Jane se lève et vient s'agenouiller devant moi.

« Gemma, je sais que tu ignores tout de ce qu'il t'arrive et que tu as peur. Mais je sais aussi qu'une chose importante te concernant peut être très utile à certaines personnes qui te traquent et souhaitent ta mort. Aujourd'hui, la chose la plus importante est de te protéger pour éviter qu'ils ne te trouvent. Je ne peux pas te dire pour l'instant de qui il s'agit, je ne veux pas t'effrayer. Mais, malgré cela, tu dois me faire confiance. Je suis là pour t'aider et, dans les semaines qui viennent, je t'expliquerais tout ce qui t'arrive, je te le promets. Tu découvriras une part de toi que tu ne soupçonnais même pas. Au début tu n'y croiras pas, tu seras terrorisée à l'idée que cela t'arrive, à l'idée même que ça puisse exister. Mais au fur et à mesure que tu en apprendras d'avantage sur cette part de toi, tu l'accepteras et apprendras à vivre avec. »

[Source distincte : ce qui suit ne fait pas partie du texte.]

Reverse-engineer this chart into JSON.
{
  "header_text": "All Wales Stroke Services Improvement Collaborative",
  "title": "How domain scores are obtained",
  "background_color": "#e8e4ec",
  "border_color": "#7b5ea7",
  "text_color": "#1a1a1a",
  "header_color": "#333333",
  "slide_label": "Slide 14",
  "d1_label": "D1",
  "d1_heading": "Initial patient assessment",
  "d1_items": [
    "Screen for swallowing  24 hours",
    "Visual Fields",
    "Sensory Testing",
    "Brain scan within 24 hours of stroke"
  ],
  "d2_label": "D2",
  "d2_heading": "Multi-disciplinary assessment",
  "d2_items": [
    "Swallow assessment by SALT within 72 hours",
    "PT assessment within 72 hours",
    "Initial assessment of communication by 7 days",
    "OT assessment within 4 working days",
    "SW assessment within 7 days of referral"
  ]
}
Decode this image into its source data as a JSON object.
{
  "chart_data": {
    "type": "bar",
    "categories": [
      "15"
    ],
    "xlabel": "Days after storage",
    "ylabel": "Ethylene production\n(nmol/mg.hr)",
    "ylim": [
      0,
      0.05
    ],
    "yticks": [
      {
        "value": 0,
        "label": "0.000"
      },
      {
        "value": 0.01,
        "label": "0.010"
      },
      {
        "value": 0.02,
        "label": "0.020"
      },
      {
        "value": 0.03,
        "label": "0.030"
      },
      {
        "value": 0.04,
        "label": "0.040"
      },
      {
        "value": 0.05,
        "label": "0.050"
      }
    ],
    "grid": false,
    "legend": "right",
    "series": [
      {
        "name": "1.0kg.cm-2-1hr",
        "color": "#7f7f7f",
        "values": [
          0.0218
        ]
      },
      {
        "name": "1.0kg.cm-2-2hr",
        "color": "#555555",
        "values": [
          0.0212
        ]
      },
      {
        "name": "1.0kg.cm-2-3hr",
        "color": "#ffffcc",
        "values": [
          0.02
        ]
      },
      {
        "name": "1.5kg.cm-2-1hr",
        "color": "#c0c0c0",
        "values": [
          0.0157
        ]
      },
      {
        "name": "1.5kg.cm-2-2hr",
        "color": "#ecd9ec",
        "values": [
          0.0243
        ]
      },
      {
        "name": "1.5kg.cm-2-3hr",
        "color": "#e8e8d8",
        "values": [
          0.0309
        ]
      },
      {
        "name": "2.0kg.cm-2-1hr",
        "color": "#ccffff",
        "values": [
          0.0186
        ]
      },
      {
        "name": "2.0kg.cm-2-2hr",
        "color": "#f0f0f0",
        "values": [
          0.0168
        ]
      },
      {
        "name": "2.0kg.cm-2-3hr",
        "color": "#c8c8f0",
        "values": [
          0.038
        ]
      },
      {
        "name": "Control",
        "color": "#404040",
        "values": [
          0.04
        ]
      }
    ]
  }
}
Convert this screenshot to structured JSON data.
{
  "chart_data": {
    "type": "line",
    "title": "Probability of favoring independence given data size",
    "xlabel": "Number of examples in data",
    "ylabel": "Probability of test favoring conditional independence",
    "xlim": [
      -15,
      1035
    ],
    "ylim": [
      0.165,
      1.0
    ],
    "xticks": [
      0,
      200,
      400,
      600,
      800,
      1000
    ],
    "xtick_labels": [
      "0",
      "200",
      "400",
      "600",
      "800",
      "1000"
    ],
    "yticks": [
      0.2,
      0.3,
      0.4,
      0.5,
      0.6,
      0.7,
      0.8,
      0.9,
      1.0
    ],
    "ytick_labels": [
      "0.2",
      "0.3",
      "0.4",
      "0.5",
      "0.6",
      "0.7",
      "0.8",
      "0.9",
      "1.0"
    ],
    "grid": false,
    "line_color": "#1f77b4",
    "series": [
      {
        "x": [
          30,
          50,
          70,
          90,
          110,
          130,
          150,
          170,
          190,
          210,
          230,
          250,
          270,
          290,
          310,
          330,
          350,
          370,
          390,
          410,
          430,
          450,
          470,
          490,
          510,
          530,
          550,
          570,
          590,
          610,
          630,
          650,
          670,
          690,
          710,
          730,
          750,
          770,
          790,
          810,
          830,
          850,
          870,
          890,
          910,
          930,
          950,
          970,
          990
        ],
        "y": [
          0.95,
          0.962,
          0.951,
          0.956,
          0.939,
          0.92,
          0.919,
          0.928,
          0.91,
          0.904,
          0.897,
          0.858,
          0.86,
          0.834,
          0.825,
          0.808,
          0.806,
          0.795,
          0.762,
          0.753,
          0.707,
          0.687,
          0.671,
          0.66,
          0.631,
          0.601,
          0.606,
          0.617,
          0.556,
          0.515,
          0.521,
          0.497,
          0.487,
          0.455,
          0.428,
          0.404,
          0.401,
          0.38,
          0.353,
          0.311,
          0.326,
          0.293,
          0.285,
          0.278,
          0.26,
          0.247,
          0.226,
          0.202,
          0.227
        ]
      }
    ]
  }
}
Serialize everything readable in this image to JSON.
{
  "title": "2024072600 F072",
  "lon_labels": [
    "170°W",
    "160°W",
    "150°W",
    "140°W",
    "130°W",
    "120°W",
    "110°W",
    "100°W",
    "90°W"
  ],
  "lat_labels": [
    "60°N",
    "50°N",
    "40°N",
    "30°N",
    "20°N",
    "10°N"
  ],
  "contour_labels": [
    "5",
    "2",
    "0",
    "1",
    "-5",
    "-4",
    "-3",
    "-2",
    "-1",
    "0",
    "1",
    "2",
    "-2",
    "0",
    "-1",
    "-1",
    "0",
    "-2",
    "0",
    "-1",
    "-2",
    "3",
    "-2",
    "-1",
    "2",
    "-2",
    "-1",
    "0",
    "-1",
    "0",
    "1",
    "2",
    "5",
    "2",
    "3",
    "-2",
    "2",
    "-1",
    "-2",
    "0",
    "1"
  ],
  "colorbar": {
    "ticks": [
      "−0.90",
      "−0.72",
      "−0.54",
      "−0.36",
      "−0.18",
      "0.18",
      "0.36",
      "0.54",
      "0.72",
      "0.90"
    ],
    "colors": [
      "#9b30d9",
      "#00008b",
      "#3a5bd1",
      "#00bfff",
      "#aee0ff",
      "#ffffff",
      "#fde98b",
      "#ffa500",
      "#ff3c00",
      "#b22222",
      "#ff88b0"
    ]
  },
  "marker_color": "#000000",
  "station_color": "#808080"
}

     J'écoute attentivement Jane. Ce qu'elle me dit est censé me rassurer, mais au contraire, je suis de plus en plus apeurée. Quelle est cette part de moi qu'elle a évoqué ? Et pourquoi je ne pourrais pas y croire ? Qu'est-ce qu'elle a de si exceptionnel ? Je n'en peux plus de me poser des questions et de n'obtenir aucune réponse. Je voudrais savoir ce qu'il m'arrive, connaître toute la vérité. Pourquoi veut-on me la cacher ? Est-elle si horrible que le suggère Jane ?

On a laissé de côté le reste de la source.